研究開発成果
※研究者の所属・肩書および参画企業等記載は課題採択または記事掲載時のものであり、現在とは異なる場合があります。
ものづくり
プロトタイプ
プラズモンセンサを用いた超高感度表面・界面分析用表面増強ラマン顕微鏡の開発
キーワード :  表面増強ラマン顕微鏡、埋もれた界面、ナノレベル化学構造、オペランド測定、温度計測、化学反応
研究成果最適展開支援プログラム(A-STEP) 産学共同(本格型)
研究開発課題名 プラズモンセンサを用いた超高感度表面・界面分析用表面増強ラマン顕微鏡の開発(開発期間:令和2年12月~令和6年3月)
プロジェクトリーダー所属機関 株式会社東京インスツルメンツ 研究者 本間 敬之(早稲田大学)
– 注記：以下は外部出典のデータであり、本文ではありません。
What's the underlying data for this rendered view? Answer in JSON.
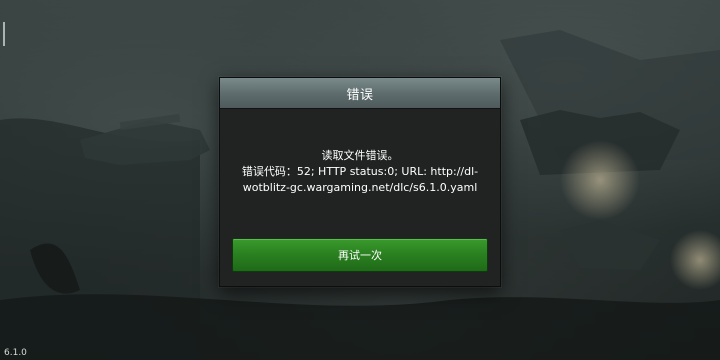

汎用的に原子・分子レベル分解能で表面・界面分析が可能な透過型プラズモンセンサ(TPS)を装着可能な表面増強ラマン顕微鏡を開発した。本装置の特長は、最大0.1nmの原子・分子レベルの分解能で表面から界面の深さ方向化学構造の測定、デバイスの動的なオペランド化学構造・化学反応計測、通常のラマン分光法に比べ100万倍以上の感度で表面・界面近傍の化学構造・機械物性・物理的性質の測定、-20℃から1000℃以上の高温までのナノレベル薄膜や多層膜の温度測定、蛍光妨害の無い近赤外表面増強ラマンスペクトル測定が可能である。本装置を用いて自動車用エンジンオイルやタイヤ材料のトライボロジー界面のオペランド測定、超高密度記録磁気ディスクの熱アシスト磁気記録におけるレーザー加熱時のナノメートル多層膜構造の温度分布や化学構造変化測定、半導体のCMPプロセスの動的界面測定、Liイオン電池の充放電および太陽電池発電プロセスの界面計測などで性能実証した。

成果説明画像

期待されるインパクト(効果、意義、市場規模、売り上げ予測)

従来、非破壊で埋もれた界面を原子レベルの分解能で化学構造を分析する手法が無かったため、本開発の分析装置による学術分野および産業における波及効果は極めて大きい。特に新材料や機構の設計、プロセス開発、品質管理に期待される。埋もれた界面に関係する分野は、機械システム、電子デバイス、エネルギーデバイス、医療など多岐にわたり、その市場規模は自動車用タイヤだけでも数千億米ドルと巨大となる。

開発者の声

本開発の装置は、多くの共同研究先からのニーズに基づいて開発された。また従来未知であった埋もれた界面の化学構造、機械物性、物理的性質が明らかになってきたことで、新しい学術的な知見が多く得られ、さらに共同研究先での材料、デバイス開発に大きく貢献した。本装置は通常の分析装置と異なり、新しい原理に基づくことから解析のサポートが必須であり、組織的な取り組みがますます重要となる。